In a small way, I have tried on campus to challenge the pseudo-intellectualism and the cognitive dissonance all about us. This has made me an instigator, a provocateur. Some of the most thinking people in Ann Arbor have approached me and in no uncertain terms told me that they understand that people live in their own illusions. But they feel that I should let them be. Why do you have to rock the boat? But we should all question, we should all be exposed to ideas that make us think. Especially on a college campus, we should all be thinkers. The truth does not care about our feelings.

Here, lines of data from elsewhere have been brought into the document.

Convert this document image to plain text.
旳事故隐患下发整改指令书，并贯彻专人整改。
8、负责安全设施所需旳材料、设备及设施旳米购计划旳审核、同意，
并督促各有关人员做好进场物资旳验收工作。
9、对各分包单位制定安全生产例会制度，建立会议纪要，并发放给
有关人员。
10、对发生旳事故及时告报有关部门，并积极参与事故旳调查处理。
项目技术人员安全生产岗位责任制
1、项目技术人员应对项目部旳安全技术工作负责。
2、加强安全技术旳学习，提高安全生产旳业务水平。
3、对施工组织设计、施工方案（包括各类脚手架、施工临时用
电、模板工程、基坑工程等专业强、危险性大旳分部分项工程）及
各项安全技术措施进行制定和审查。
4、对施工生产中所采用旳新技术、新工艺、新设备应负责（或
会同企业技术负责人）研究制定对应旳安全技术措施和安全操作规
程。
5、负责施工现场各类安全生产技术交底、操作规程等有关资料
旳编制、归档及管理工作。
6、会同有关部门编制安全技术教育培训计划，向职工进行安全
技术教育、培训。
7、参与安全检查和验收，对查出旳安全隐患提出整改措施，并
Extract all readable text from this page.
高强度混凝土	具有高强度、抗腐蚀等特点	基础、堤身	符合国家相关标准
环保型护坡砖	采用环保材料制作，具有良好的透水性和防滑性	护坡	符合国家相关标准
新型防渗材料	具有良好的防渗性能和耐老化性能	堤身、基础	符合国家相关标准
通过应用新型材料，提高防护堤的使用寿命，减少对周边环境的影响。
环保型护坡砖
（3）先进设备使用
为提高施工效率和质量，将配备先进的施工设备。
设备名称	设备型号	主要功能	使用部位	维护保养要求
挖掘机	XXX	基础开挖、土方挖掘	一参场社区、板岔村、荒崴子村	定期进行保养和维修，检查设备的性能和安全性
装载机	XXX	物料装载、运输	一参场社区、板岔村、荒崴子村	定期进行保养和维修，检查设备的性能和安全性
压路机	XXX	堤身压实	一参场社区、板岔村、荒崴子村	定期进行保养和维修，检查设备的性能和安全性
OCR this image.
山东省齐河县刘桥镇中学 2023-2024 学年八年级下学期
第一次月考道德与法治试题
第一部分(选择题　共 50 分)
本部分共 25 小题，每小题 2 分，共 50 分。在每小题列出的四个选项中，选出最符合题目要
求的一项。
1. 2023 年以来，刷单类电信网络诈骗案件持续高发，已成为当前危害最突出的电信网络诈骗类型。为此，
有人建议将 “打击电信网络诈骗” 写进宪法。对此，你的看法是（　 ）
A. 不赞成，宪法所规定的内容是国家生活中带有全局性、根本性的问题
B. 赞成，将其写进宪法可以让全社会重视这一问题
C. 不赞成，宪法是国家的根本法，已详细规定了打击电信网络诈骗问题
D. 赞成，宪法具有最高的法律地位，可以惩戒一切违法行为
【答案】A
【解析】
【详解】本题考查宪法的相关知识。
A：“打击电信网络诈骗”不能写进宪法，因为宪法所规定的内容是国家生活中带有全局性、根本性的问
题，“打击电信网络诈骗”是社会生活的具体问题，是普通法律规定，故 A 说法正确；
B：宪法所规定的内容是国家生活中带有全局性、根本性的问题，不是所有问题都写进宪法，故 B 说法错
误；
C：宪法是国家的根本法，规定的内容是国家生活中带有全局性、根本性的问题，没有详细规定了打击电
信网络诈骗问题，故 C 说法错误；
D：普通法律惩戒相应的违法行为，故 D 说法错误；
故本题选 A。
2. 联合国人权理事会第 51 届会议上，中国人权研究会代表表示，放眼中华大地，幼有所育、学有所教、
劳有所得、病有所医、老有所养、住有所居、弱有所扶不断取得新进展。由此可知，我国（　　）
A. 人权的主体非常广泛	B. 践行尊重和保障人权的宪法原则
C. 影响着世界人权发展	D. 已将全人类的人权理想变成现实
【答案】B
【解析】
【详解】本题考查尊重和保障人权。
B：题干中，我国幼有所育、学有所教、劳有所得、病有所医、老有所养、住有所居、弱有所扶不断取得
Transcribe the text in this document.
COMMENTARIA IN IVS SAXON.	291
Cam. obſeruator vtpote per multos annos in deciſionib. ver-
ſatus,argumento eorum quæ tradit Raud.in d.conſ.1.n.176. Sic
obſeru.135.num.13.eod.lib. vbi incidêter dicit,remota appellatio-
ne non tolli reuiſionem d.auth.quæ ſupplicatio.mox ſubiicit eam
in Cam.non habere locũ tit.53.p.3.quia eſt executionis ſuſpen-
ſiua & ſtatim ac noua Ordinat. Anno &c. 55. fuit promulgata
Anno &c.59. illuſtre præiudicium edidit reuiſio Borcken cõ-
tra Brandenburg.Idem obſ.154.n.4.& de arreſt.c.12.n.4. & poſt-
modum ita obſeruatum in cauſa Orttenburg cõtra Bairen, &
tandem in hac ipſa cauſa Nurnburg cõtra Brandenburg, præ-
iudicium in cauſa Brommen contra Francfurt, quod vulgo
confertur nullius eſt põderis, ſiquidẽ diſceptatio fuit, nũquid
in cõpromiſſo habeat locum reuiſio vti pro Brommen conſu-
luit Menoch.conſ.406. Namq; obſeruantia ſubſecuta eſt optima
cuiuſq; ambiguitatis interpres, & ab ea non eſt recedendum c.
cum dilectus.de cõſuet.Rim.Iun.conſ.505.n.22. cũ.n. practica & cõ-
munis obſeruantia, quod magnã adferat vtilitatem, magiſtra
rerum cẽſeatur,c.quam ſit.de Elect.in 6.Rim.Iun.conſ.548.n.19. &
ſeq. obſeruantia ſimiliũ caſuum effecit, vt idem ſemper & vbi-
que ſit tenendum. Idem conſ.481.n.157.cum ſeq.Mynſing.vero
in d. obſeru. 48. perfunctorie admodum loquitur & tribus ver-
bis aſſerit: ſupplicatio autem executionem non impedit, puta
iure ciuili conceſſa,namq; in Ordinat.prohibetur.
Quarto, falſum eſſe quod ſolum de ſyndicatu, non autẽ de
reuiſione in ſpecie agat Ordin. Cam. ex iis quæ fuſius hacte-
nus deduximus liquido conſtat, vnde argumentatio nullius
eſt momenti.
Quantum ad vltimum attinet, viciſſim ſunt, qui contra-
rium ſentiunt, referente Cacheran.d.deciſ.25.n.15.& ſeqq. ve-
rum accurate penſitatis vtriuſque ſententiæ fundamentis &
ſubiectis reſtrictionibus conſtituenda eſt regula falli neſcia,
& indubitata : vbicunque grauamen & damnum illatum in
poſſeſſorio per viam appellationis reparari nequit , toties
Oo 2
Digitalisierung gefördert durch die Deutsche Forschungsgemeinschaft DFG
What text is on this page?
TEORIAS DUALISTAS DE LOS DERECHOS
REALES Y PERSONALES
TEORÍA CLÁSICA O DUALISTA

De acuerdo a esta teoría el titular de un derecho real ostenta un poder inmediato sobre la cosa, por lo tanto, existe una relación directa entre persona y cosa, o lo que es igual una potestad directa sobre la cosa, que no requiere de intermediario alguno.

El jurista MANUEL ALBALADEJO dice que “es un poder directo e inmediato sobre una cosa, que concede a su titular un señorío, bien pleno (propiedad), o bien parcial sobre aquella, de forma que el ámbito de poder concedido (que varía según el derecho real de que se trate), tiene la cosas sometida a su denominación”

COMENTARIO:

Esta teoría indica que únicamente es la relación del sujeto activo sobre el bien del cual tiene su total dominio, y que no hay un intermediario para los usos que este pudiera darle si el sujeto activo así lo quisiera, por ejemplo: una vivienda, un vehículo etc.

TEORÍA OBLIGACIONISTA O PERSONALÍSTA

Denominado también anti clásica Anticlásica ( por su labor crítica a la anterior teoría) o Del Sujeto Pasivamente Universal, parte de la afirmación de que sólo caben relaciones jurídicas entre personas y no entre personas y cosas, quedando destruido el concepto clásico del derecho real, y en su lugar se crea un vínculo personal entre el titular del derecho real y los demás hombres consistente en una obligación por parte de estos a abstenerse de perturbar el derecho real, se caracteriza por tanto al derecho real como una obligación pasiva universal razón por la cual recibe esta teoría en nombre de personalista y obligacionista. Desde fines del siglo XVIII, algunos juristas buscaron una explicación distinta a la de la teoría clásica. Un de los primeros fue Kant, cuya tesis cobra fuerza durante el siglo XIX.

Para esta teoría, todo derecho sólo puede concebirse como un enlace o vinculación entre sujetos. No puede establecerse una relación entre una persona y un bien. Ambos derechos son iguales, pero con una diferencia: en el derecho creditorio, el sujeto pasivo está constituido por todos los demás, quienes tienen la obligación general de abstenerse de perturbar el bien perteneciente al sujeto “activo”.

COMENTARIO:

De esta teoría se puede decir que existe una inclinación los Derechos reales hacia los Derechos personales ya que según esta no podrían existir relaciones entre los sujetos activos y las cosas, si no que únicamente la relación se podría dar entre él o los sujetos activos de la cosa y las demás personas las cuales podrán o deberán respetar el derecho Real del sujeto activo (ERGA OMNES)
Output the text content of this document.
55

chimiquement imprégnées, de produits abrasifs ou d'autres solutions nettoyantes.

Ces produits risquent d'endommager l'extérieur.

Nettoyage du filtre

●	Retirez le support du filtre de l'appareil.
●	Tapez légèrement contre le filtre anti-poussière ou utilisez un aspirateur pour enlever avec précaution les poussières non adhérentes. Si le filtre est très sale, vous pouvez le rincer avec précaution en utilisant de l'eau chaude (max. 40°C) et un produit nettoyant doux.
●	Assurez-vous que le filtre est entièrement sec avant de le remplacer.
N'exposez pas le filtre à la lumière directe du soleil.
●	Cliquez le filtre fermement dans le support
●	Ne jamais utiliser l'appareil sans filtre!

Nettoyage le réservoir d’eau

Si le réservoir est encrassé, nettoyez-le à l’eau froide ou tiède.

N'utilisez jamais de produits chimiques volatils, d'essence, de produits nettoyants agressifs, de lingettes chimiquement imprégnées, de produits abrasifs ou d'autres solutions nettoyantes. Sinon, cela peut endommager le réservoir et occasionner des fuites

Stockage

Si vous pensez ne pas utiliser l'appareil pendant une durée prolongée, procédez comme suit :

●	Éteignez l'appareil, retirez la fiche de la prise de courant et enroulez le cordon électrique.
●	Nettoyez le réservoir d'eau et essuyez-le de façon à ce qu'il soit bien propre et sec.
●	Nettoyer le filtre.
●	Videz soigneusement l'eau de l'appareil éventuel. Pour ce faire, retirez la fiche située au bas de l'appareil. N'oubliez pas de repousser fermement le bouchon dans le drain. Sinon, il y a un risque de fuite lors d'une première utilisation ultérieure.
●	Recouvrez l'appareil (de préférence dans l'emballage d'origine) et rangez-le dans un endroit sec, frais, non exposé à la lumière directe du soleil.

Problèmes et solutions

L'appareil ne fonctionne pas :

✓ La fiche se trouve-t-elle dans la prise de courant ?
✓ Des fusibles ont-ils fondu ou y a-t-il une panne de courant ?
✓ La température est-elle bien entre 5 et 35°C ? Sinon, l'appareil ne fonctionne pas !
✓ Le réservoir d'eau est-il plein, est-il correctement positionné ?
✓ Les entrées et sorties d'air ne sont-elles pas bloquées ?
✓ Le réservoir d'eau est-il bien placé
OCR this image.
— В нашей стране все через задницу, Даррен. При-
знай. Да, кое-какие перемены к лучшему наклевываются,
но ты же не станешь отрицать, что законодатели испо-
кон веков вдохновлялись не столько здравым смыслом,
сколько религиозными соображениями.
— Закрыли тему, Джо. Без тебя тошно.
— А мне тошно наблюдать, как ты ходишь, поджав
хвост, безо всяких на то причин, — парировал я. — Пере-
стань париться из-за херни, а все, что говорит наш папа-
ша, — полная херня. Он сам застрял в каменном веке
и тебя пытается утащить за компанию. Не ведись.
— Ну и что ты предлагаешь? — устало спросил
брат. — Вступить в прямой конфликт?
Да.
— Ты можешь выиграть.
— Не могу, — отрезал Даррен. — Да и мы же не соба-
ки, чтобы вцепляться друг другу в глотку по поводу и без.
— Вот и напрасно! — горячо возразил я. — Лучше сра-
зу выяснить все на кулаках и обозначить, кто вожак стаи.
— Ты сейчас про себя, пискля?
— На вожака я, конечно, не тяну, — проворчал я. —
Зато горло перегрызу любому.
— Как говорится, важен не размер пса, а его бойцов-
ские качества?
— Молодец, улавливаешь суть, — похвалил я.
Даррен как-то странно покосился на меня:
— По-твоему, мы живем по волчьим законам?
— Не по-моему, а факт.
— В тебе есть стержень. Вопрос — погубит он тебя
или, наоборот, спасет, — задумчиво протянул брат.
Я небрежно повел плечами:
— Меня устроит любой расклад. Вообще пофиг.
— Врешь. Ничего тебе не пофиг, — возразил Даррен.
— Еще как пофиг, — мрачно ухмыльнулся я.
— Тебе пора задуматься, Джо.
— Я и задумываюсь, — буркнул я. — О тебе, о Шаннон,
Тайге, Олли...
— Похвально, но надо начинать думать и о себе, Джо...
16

I hope that I can look back and read my college years as a reenactment of The Emperor’s New Clothes. This Danish parable has, over the centuries, come to be a jewel that captures humble the project of the social critic. Two supposed weavers promise the Emperor a new suit of clothes that is invisible to those who are unfit for their positions. Of course, the ministers of the Emperor cannot see the thread at all as the weavers pretend to weave it, but they are unwilling to admit to their incompetence to the Emperor. At last, the Emperor puts on the new suit with much ado, complementing it on how lightly it falls over him. And when he parades before his subjects in his new clothes, no one dares to point out the obvious. He is met with cheers and with praise until a little boy cries out, “But he isn’t wearing anything at all!”
It has become my project to point the finger. I am humbled that Mayor Bloomberg has commended me for this project, and I invite my peers to heed him. Especially when pseudo-science has consumed the humanities, from ‘contemporary art’ to ‘social justice’, a straight-talker is worth more than the high-minded snobs and their discourse.
After all, it was only a stupid little boy that pointed out that the Emperor had no clothes.